Une volonté semble exister chez les créateurs de musique indonésienne moderne : constamment mettre à jour et élargir les possibilités du gamelan, la musique orchestrale avant tout percussive de l’archipel, tout en respectant ses aspects formels traditionnels. Dewa Alit de Bali, un facteur d’instruments novateur et un compositeur plus audacieux encore, figure parmi les plus grands noms à cet égard, ayant notamment travaillé avec Bang on a Can et été artiste en résidence au MIT. Avec des disques comme Genetic et Land is Talking, Alit et son ensemble Salukat, qui compte deux douzaines d’instrumentistes, ont produit des œuvres imaginatives, évocatrices et imprévisibles.
Siklus, leur dernier-né, est le fruit d’une commande pour la Triennale d’architecture de Sharjah, aux Émirats arabes unis, en 2019, visant à accompagner une présentation des systèmes d’irrigation de Bali et de son calendrier traditionnel pawukon, fondé sur la culture du riz. Le titre, qui signifie « cycles », reflète l’interprétation de ce calendrier par Alit et les changements récurrents de la nature qu’il reproduit.
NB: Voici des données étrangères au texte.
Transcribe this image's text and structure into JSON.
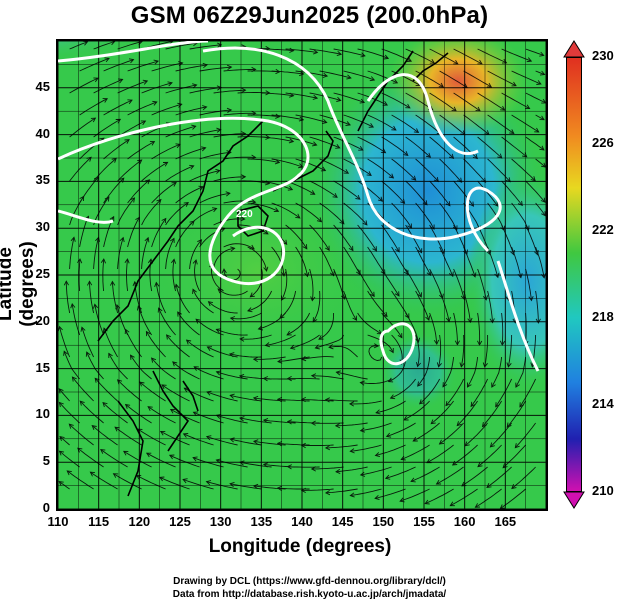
{
  "title": "GSM 06Z29Jun2025 (200.0hPa)",
  "axes": {
    "xlabel": "Longitude (degrees)",
    "ylabel": "Latitude  (degrees)",
    "xticks": [
      "110",
      "115",
      "120",
      "125",
      "130",
      "135",
      "140",
      "145",
      "150",
      "155",
      "160",
      "165"
    ],
    "yticks": [
      "0",
      "5",
      "10",
      "15",
      "20",
      "25",
      "30",
      "35",
      "40",
      "45"
    ],
    "xlim": [
      110,
      170
    ],
    "ylim": [
      0,
      50
    ]
  },
  "contour_label": "220",
  "colorbar": {
    "ticks": [
      "230",
      "226",
      "222",
      "218",
      "214",
      "210"
    ],
    "range": [
      210,
      230
    ]
  },
  "colors": {
    "green": "#34c84a",
    "blue": "#2f8fd8",
    "cyan": "#29c2c8",
    "orange": "#e8b528",
    "red": "#e05a3a"
  },
  "credits": {
    "line1": "Drawing by DCL (https://www.gfd-dennou.org/library/dcl/)",
    "line2": "Data from http://database.rish.kyoto-u.ac.jp/arch/jmadata/"
  }
}
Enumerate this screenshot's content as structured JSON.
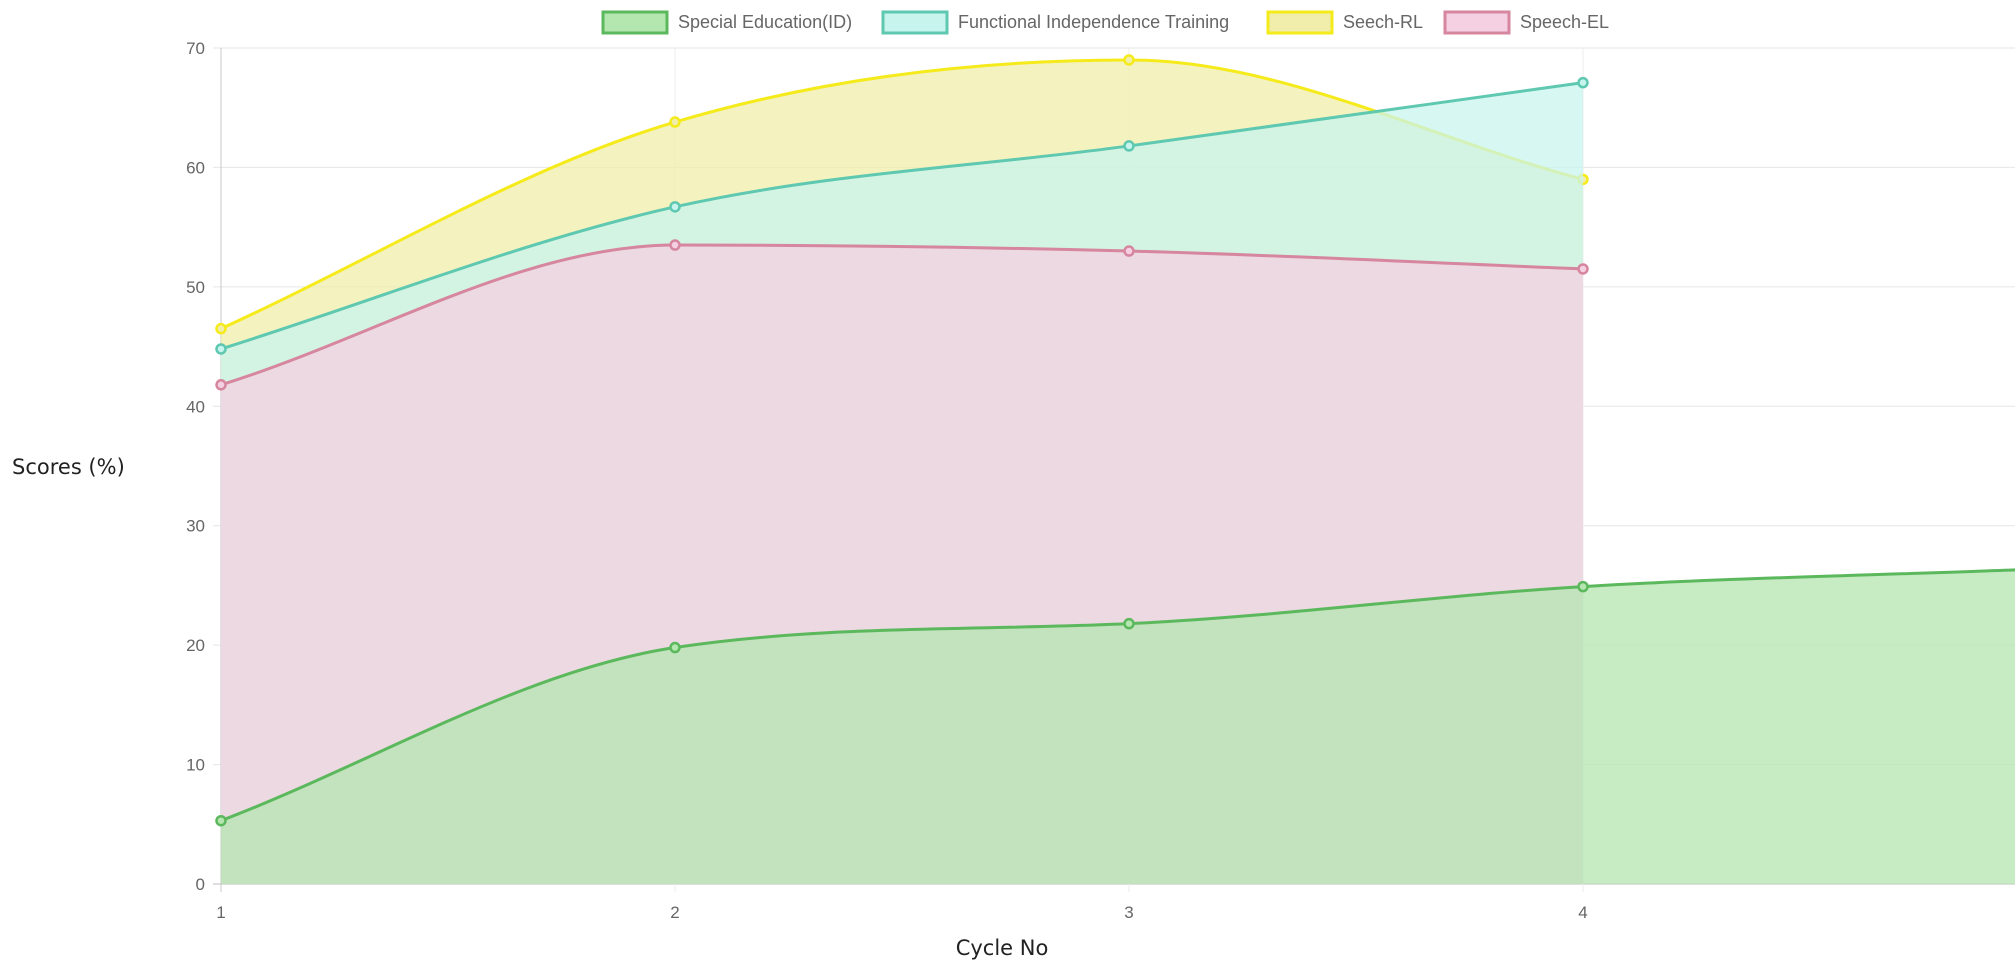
{
  "chart_data": {
    "type": "area",
    "x": [
      1,
      2,
      3,
      4
    ],
    "x_tick_labels": [
      "1",
      "2",
      "3",
      "4"
    ],
    "y_ticks": [
      0,
      10,
      20,
      30,
      40,
      50,
      60,
      70
    ],
    "ylim": [
      0,
      70
    ],
    "xlabel": "Cycle No",
    "ylabel": "Scores (%)",
    "legend_position": "top-center",
    "grid": true,
    "series": [
      {
        "name": "Special Education(ID)",
        "values": [
          5.3,
          19.8,
          21.8,
          24.9
        ],
        "trailing_value": 26.3,
        "stroke": "#5cb85c",
        "fill": "#b4e6b0"
      },
      {
        "name": "Functional Independence Training",
        "values": [
          44.8,
          56.7,
          61.8,
          67.1
        ],
        "stroke": "#5ec8b0",
        "fill": "#c8f4ee"
      },
      {
        "name": "Seech-RL",
        "values": [
          46.5,
          63.8,
          69.0,
          59.0
        ],
        "stroke": "#f5ea1a",
        "fill": "#f0eeaa"
      },
      {
        "name": "Speech-EL",
        "values": [
          41.8,
          53.5,
          53.0,
          51.5
        ],
        "stroke": "#d6869e",
        "fill": "#f4d0e2"
      }
    ]
  }
}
Étant donné la thématique nettement naturelle, il est un peu étrange, bien qu’agréable, qu’une grande partie du deuxième mouvement (après les sonorités profondes et lointaines du premier) évoque un bruit informatique vintage. Ce n’est qu’avec le remarquable troisième mouvement que l’ensemble se met à ressembler à celui du gamelan traditionnel, en prenant d’ailleurs une tournure mélodique très originale. Une autre création intrigante d’un orchestre brillant, dirigé par un compositeur à surveiller.